Agents need to know what a tool does to the world before calling it. Descriptions should go beyond structured annotations to explain consequences.

Conciseness5/5

Is the description appropriately sized, front-loaded, and free of redundancy?

The description is efficiently structured with a clear purpose statement followed by labeled sections for Args and Returns. Every sentence adds value without redundancy, making it easy to parse and understand quickly.

Shorter descriptions cost fewer tokens and are easier for agents to parse. Every sentence should earn its place.

Completeness3/5

Given the tool's complexity, does the description cover enough for an agent to succeed on first attempt?

For a simple read operation with one parameter and no output schema, the description covers the basics (purpose, parameter hint, return type). However, without annotations or output schema, it lacks details on response format (e.g., structured data vs. raw text), error cases, or prerequisites, leaving some contextual gaps for reliable agent use.

Complex tools with many parameters or behaviors need more documentation. Simple tools need less. This dimension scales expectations accordingly.

Parameters4/5

Does the description clarify parameter syntax, constraints, interactions, or defaults beyond what the schema provides?
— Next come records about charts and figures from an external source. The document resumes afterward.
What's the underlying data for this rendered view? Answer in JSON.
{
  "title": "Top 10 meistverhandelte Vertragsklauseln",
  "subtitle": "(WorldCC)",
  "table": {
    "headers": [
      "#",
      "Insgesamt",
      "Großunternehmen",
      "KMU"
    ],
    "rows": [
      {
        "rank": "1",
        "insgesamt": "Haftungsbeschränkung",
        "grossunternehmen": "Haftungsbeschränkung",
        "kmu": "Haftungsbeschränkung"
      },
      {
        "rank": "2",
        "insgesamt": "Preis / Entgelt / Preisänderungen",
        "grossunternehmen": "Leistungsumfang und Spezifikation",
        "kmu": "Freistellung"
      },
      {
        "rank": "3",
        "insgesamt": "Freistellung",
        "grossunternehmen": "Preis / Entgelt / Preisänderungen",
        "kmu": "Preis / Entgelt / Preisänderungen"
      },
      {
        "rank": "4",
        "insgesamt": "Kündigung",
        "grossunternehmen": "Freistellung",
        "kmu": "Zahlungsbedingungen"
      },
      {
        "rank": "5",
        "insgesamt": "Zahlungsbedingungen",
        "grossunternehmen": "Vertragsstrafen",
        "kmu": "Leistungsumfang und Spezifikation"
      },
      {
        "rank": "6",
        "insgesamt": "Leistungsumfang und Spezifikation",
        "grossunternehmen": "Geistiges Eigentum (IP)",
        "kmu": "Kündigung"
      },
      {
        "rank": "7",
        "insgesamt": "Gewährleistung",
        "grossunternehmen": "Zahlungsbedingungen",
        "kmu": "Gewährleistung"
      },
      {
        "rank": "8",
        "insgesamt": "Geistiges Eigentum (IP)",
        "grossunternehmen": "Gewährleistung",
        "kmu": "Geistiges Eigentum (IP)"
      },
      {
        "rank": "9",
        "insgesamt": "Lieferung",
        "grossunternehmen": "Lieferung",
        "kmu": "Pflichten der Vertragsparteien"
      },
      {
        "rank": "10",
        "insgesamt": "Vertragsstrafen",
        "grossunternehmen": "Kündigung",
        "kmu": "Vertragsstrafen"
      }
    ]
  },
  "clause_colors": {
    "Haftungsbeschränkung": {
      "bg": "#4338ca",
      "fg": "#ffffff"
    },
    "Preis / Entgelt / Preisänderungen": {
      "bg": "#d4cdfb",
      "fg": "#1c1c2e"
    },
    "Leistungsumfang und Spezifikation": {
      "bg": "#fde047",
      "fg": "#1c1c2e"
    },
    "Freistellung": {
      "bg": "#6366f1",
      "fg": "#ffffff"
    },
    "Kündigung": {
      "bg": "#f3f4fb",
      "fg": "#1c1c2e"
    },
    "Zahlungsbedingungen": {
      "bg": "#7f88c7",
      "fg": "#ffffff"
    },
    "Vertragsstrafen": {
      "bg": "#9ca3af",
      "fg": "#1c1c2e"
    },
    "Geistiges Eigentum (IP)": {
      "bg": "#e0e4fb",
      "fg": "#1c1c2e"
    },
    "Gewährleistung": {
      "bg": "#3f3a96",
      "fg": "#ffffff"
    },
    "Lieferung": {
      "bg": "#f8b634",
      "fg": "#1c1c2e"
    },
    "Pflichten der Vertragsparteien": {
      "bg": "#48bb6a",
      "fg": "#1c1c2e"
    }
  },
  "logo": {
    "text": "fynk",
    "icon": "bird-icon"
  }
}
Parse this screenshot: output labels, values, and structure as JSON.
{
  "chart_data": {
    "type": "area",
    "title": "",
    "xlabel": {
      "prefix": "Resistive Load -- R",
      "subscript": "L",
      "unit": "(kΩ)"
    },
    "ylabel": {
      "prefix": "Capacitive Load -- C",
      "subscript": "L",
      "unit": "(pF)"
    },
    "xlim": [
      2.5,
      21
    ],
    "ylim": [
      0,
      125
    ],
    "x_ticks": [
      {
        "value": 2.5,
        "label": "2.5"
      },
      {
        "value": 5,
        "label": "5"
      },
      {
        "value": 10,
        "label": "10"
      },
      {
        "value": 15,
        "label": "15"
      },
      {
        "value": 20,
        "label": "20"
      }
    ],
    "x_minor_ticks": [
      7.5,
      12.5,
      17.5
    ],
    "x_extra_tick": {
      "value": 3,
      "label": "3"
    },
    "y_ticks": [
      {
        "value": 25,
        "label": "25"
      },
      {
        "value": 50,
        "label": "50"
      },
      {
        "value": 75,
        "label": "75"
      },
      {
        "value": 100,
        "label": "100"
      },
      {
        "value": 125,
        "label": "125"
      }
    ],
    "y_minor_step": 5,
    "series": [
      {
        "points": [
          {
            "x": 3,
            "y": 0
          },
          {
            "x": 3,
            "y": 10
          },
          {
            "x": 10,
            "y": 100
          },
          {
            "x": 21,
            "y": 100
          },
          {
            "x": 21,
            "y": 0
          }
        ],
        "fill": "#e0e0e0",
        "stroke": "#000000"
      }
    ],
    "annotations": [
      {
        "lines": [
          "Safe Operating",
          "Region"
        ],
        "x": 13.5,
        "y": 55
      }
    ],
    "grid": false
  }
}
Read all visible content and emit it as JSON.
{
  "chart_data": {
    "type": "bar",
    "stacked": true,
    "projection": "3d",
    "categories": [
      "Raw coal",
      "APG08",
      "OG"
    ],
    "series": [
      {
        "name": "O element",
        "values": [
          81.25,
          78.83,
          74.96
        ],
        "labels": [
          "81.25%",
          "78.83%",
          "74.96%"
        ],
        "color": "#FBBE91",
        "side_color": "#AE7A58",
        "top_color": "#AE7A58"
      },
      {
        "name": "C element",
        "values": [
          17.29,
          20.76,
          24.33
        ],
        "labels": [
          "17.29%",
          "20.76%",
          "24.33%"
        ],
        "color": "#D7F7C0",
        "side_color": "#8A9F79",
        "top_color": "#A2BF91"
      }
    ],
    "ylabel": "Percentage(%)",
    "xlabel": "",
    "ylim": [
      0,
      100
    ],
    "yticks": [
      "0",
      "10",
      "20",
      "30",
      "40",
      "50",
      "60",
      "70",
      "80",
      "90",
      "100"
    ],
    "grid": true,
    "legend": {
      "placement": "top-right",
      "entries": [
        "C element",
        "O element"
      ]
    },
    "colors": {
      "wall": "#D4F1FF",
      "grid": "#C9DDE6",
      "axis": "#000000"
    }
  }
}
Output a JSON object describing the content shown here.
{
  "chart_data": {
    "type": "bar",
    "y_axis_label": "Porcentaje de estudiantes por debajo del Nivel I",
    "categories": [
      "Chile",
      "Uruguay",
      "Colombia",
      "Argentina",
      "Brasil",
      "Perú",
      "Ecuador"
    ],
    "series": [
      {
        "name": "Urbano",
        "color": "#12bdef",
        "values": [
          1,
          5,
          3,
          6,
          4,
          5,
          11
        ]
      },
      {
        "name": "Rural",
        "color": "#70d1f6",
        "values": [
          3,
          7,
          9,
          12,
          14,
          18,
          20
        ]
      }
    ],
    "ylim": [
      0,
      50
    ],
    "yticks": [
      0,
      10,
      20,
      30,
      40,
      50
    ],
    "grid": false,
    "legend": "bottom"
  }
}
The description adds meaningful context for the single parameter 'title' by explaining that it 'can be found in title field of the search results,' which clarifies its source and usage. Since schema description coverage is 0% and there's only one parameter, this compensates well, though it doesn't detail format constraints like case sensitivity or special characters.

Input schemas describe structure but not intent. Descriptions should explain non-obvious parameter relationships and valid value ranges.

Purpose4/5

Does the description clearly state what the tool does and how it differs from similar tools?

The description clearly states the action ('Get a page') and resource ('from mediawiki.org'), making the purpose immediately understandable. However, it doesn't explicitly differentiate from the sibling 'search' tool, which appears to be a related but distinct operation for finding pages rather than retrieving specific content.

Agents choose between tools based on descriptions. A clear purpose with a specific verb and resource helps agents select the right tool.

Usage Guidelines2/5

Does the description explain when to use this tool, when not to, or what alternatives exist?

The description provides no guidance on when to use this tool versus alternatives like the 'search' sibling. It mentions that titles 'can be found in title field of the search results,' which hints at a workflow but doesn't explicitly state when to choose get_page over search or other potential tools.

Agents often have multiple tools that could apply. Explicit usage guidance like "use X instead of Y when Z" prevents misuse.